On the 9th, Japan's Ministry of Finance announced that the current account surplus for the first half of this year was 4.8458 trillion yen (approximately 45.7584 trillion won), down 58.6% from the same period last year. This is the lowest level in eight years since 2014.
Nihon Keizai reported that the decrease in the current account surplus for this half-year period is the second largest after the 7.1454 trillion yen recorded during the Lehman Brothers crisis in 2008.
By sector, the trade balance recorded a deficit of 9.2334 trillion yen, the largest ever for the first half of the year, reducing the current account surplus. The current account consists of the trade balance (exports minus imports), primary income balance earned from overseas securities investments, and the services balance.

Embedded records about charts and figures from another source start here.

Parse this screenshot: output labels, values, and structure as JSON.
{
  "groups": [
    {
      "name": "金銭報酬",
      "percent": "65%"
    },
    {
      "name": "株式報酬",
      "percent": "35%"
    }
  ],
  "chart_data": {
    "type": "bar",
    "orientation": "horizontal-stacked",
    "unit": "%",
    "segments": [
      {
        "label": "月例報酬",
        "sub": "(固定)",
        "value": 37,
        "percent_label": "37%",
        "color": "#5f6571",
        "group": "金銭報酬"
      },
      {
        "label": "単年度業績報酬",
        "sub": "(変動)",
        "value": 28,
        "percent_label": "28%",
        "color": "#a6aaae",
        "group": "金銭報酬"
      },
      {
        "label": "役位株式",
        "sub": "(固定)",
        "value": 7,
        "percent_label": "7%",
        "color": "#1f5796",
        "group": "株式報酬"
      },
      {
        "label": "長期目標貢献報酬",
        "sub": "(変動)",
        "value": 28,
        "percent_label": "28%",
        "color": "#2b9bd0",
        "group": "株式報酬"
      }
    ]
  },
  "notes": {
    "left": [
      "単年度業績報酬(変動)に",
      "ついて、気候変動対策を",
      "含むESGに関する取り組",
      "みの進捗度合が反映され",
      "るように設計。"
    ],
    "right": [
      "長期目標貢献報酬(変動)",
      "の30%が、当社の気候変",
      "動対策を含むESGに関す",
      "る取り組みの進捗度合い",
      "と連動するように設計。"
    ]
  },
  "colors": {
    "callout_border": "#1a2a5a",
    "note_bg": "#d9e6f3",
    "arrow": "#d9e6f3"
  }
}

Imports for the first half increased by 47.1% year-on-year to 58.7556 trillion yen due to rising prices of liquefied natural gas (LNG), crude oil, and coal. The Yomiuri Shimbun reported, "The yen-denominated import price of crude oil increased by 91.9% compared to the same period last year, and coal imports increased 3.3 times," adding that "LNG imports rose 2.3 times year-on-year." Exports increased by 21.3% year-on-year to 49.5222 trillion yen, showing a smaller increase compared to imports.
The services balance, including travel and freight transportation, recorded a deficit of 3.1639 trillion yen.
On the other hand, the primary income balance earned from overseas securities investments recorded a surplus of 18.2332 trillion yen, up 25.2% from the same period last year, marking an all-time high. Nihon Keizai explained, "Resource-related businesses performed well, increasing dividends from overseas subsidiaries," and added, "The rise in the yen exchange rate also increased the converted amount of dividends earned from overseas subsidiaries."
The current account surplus for September alone was 909.3 billion yen, down 45.0% from the same period last year. The trade balance and services balance recorded deficits of 1.7597 trillion yen and 343.1 billion yen, respectively, while the primary income balance posted a surplus of 3.2226 trillion yen.